Blatt’s book is a compendium of answers to similar questions via statistical means. The first chapter tackles the cardinal rule of efficient writing: use adverbs sparingly. To analyze this idea, Blatt takes a corpus of novels written by a broad cross-section of famous writers (details of the data set are in the book, but it is expansive and comprehensive) and does frequency counts on the –ly adverbs. The results are what you might expect (data from p. 13 of the book):
No surprise that Papa is the most efficient writer by this metric. But this is just the beginning of the fun in addressing this question. Is each author uniformly efficient, or does it vary from book to book? Is Hemingway really the most efficient or just the most efficient on average? It turns out that William Faulkner wrote three books with a lower adverb rate (As I Lay Dying (31), The Sound and the Fury (42), The Unvanquished (46)) than Hemingway’s lowest count (To Have and Have Not (52)).
Or how about the assertion in the book’s title that Vladimir Nabokov’s favorite word was mauve? What does that even mean? Clearly it is not a common word, so we shouldn’t expect it to be high on the list of word frequencies in Nabokov’s novels. This investigation begins with a question once posed to Ray Bradbury: what is your favorite word? Bradbury’s answer was cinnamon, and it turns out that he does use it more often than you might expect. The way Blatt quantifies this is to take the Corpus of Historical American English, a 385 million word sample of works from 1810 to 2009, count the frequency of a particular word, and use this as the benchmark against which to judge just how much a favorite a particular author’s word is. It turns out that Bradbury uses cinnamon about 4.5 times more often than it is used in the Corpus, but he used spearmint 50 times more often.

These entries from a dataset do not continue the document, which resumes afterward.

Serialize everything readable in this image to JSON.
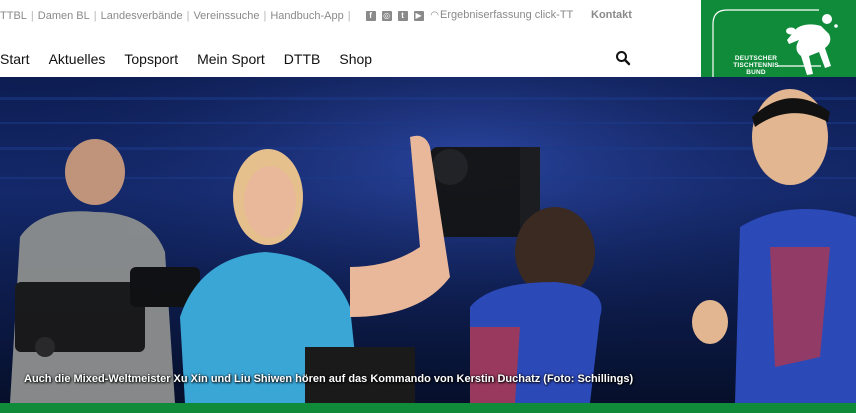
{
  "topbar": {
    "links": [
      {
        "label": "TTBL"
      },
      {
        "label": "Damen BL"
      },
      {
        "label": "Landesverbände"
      },
      {
        "label": "Vereinssuche"
      },
      {
        "label": "Handbuch-App"
      }
    ],
    "social_icons": [
      "facebook-icon",
      "instagram-icon",
      "twitter-icon",
      "youtube-icon",
      "rss-icon"
    ],
    "ergebnis_label": "Ergebniserfassung click-TT",
    "kontakt_label": "Kontakt"
  },
  "mainnav": {
    "items": [
      {
        "label": "Start"
      },
      {
        "label": "Aktuelles"
      },
      {
        "label": "Topsport"
      },
      {
        "label": "Mein Sport"
      },
      {
        "label": "DTTB"
      },
      {
        "label": "Shop"
      }
    ],
    "search_icon": "search-icon"
  },
  "logo": {
    "line1": "DEUTSCHER",
    "line2": "TISCHTENNIS",
    "line3": "BUND"
  },
  "hero": {
    "caption": "Auch die Mixed-Weltmeister Xu Xin und Liu Shiwen hören auf das Kommando von Kerstin Duchatz (Foto: Schillings)"
  },
  "colors": {
    "brand_green": "#0f8b3a",
    "topbar_text": "#8a8a8a",
    "nav_text": "#111111"
  }
}
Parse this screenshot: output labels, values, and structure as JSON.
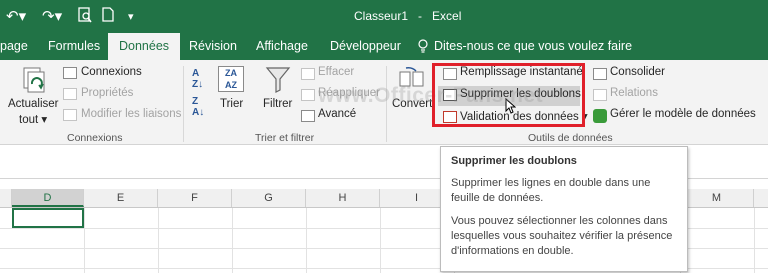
{
  "titlebar": {
    "document": "Classeur1",
    "separator": "-",
    "app": "Excel",
    "bg": "#217346"
  },
  "tabs": [
    {
      "label": "page",
      "active": false
    },
    {
      "label": "Formules",
      "active": false
    },
    {
      "label": "Données",
      "active": true
    },
    {
      "label": "Révision",
      "active": false
    },
    {
      "label": "Affichage",
      "active": false
    },
    {
      "label": "Développeur",
      "active": false
    }
  ],
  "tell_me": "Dites-nous ce que vous voulez faire",
  "ribbon": {
    "refresh": {
      "line1": "Actualiser",
      "line2": "tout"
    },
    "connexions": "Connexions",
    "proprietes": "Propriétés",
    "modifier_liaisons": "Modifier les liaisons",
    "group_connexions": "Connexions",
    "trier": "Trier",
    "filtrer": "Filtrer",
    "effacer": "Effacer",
    "reappliquer": "Réappliquer",
    "avance": "Avancé",
    "group_trier": "Trier et filtrer",
    "convertir": "Convert",
    "remplissage": "Remplissage instantané",
    "supprimer_doublons": "Supprimer les doublons",
    "validation": "Validation des données",
    "group_outils": "Outils de données",
    "consolider": "Consolider",
    "relations": "Relations",
    "gerer_modele": "Gérer le modèle de données"
  },
  "watermark": "www.Officer-Fans.net",
  "columns": [
    "D",
    "E",
    "F",
    "G",
    "H",
    "I",
    "M"
  ],
  "tooltip": {
    "title": "Supprimer les doublons",
    "p1": "Supprimer les lignes en double dans une feuille de données.",
    "p2": "Vous pouvez sélectionner les colonnes dans lesquelles vous souhaitez vérifier la présence d'informations en double."
  },
  "colors": {
    "accent": "#217346",
    "highlight": "#e0202a"
  }
}
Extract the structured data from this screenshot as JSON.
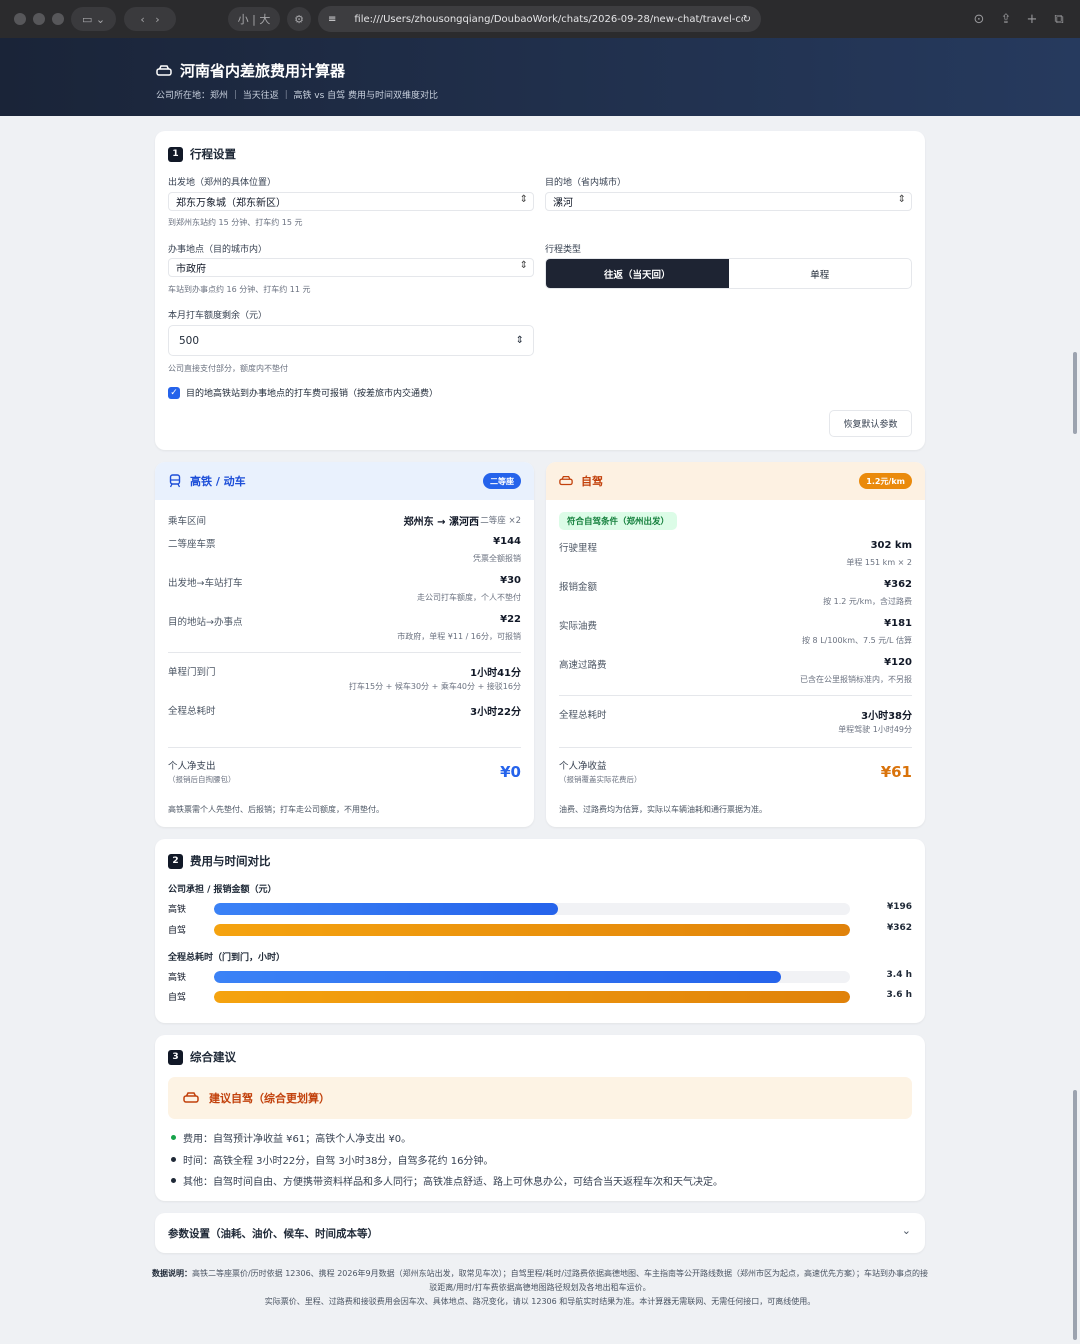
{
  "browser": {
    "url": "file:///Users/zhousongqiang/DoubaoWork/chats/2026-09-28/new-chat/travel-cost-ca",
    "font_small": "小",
    "font_large": "大"
  },
  "hero": {
    "title": "河南省内差旅费用计算器",
    "subtitle": "公司所在地：郑州 ｜ 当天往返 ｜ 高铁 vs 自驾 费用与时间双维度对比"
  },
  "trip": {
    "section_no": "1",
    "title": "行程设置",
    "origin_label": "出发地（郑州的具体位置）",
    "origin_value": "郑东万象城（郑东新区）",
    "origin_hint": "到郑州东站约 15 分钟、打车约 15 元",
    "dest_label": "目的地（省内城市）",
    "dest_value": "漯河",
    "office_label": "办事地点（目的城市内）",
    "office_value": "市政府",
    "office_hint": "车站到办事点约 16 分钟、打车约 11 元",
    "type_label": "行程类型",
    "type_options": [
      "往返（当天回）",
      "单程"
    ],
    "taxi_label": "本月打车额度剩余（元）",
    "taxi_value": "500",
    "taxi_hint": "公司直接支付部分，额度内不垫付",
    "checkbox_label": "目的地高铁站到办事地点的打车费可报销（按差旅市内交通费）",
    "reset_label": "恢复默认参数"
  },
  "rail": {
    "title": "高铁 / 动车",
    "badge": "二等座",
    "route_k": "乘车区间",
    "route_v": "郑州东 → 漯河西",
    "route_note": "二等座 ×2",
    "ticket_k": "二等座车票",
    "ticket_v": "¥144",
    "ticket_n": "凭票全额报销",
    "taxi1_k": "出发地→车站打车",
    "taxi1_v": "¥30",
    "taxi1_n": "走公司打车额度，个人不垫付",
    "taxi2_k": "目的地站→办事点",
    "taxi2_v": "¥22",
    "taxi2_n": "市政府，单程 ¥11 / 16分，可报销",
    "d2d_k": "单程门到门",
    "d2d_v": "1小时41分",
    "d2d_n": "打车15分 + 候车30分 + 乘车40分 + 接驳16分",
    "total_k": "全程总耗时",
    "total_v": "3小时22分",
    "net_k": "个人净支出",
    "net_sub": "（报销后自掏腰包）",
    "net_v": "¥0",
    "foot": "高铁票需个人先垫付、后报销；打车走公司额度，不用垫付。"
  },
  "car": {
    "title": "自驾",
    "badge": "1.2元/km",
    "ok": "符合自驾条件（郑州出发）",
    "dist_k": "行驶里程",
    "dist_v": "302 km",
    "dist_n": "单程 151 km × 2",
    "reimb_k": "报销金额",
    "reimb_v": "¥362",
    "reimb_n": "按 1.2 元/km，含过路费",
    "fuel_k": "实际油费",
    "fuel_v": "¥181",
    "fuel_n": "按 8 L/100km、7.5 元/L 估算",
    "toll_k": "高速过路费",
    "toll_v": "¥120",
    "toll_n": "已含在公里报销标准内，不另报",
    "total_k": "全程总耗时",
    "total_v": "3小时38分",
    "total_n": "单程驾驶 1小时49分",
    "net_k": "个人净收益",
    "net_sub": "（报销覆盖实际花费后）",
    "net_v": "¥61",
    "foot": "油费、过路费均为估算，实际以车辆油耗和通行票据为准。"
  },
  "compare": {
    "section_no": "2",
    "title": "费用与时间对比",
    "cost_title": "公司承担 / 报销金额（元）",
    "time_title": "全程总耗时（门到门，小时）",
    "rail_label": "高铁",
    "car_label": "自驾",
    "cost_rail": 196,
    "cost_car": 362,
    "cost_rail_text": "¥196",
    "cost_car_text": "¥362",
    "time_rail": 3.4,
    "time_car": 3.6,
    "time_rail_text": "3.4 h",
    "time_car_text": "3.6 h"
  },
  "advice": {
    "section_no": "3",
    "title": "综合建议",
    "banner": "建议自驾（综合更划算）",
    "b1": "费用：自驾预计净收益 ¥61；高铁个人净支出 ¥0。",
    "b2": "时间：高铁全程 3小时22分，自驾 3小时38分，自驾多花约 16分钟。",
    "b3": "其他：自驾时间自由、方便携带资料样品和多人同行；高铁准点舒适、路上可休息办公，可结合当天返程车次和天气决定。"
  },
  "params": {
    "title": "参数设置（油耗、油价、候车、时间成本等）"
  },
  "footer": {
    "lead": "数据说明：",
    "line1": "高铁二等座票价/历时依据 12306、携程 2026年9月数据（郑州东站出发，取常见车次）；自驾里程/耗时/过路费依据高德地图、车主指南等公开路线数据（郑州市区为起点，高速优先方案）；车站到办事点的接驳距离/用时/打车费依据高德地图路径规划及各地出租车运价。",
    "line2": "实际票价、里程、过路费和接驳费用会因车次、具体地点、路况变化，请以 12306 和导航实时结果为准。本计算器无需联网、无需任何接口，可离线使用。"
  },
  "colors": {
    "rail_blue": "#2563eb",
    "car_orange": "#ea8a0c"
  }
}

Blatt then sets up the following requirements to judge these types of words: (1) it must be used in at least half the author’s books; (2) it must be used at a rate of at least once per 100,000 words; (3) it must be obscure, in the sense that it has a frequency of less than once per million in the Corpus; (4) it is not a proper noun. Based on these criteria, Bradbury’s actual favorite words are icebox, dammit, exhaled (sorry, cinnamon). What about Nabokov? He did have synesthesia and he used color words more often than other writers. His favorite word under this metric is indeed mauve.
As a mathematician and as someone who really likes to read, I enjoyed this book quite a bit. The insights into what makes for good writing and for what distinguishes the greats from the merely goods are terrific. I recommend it heartily.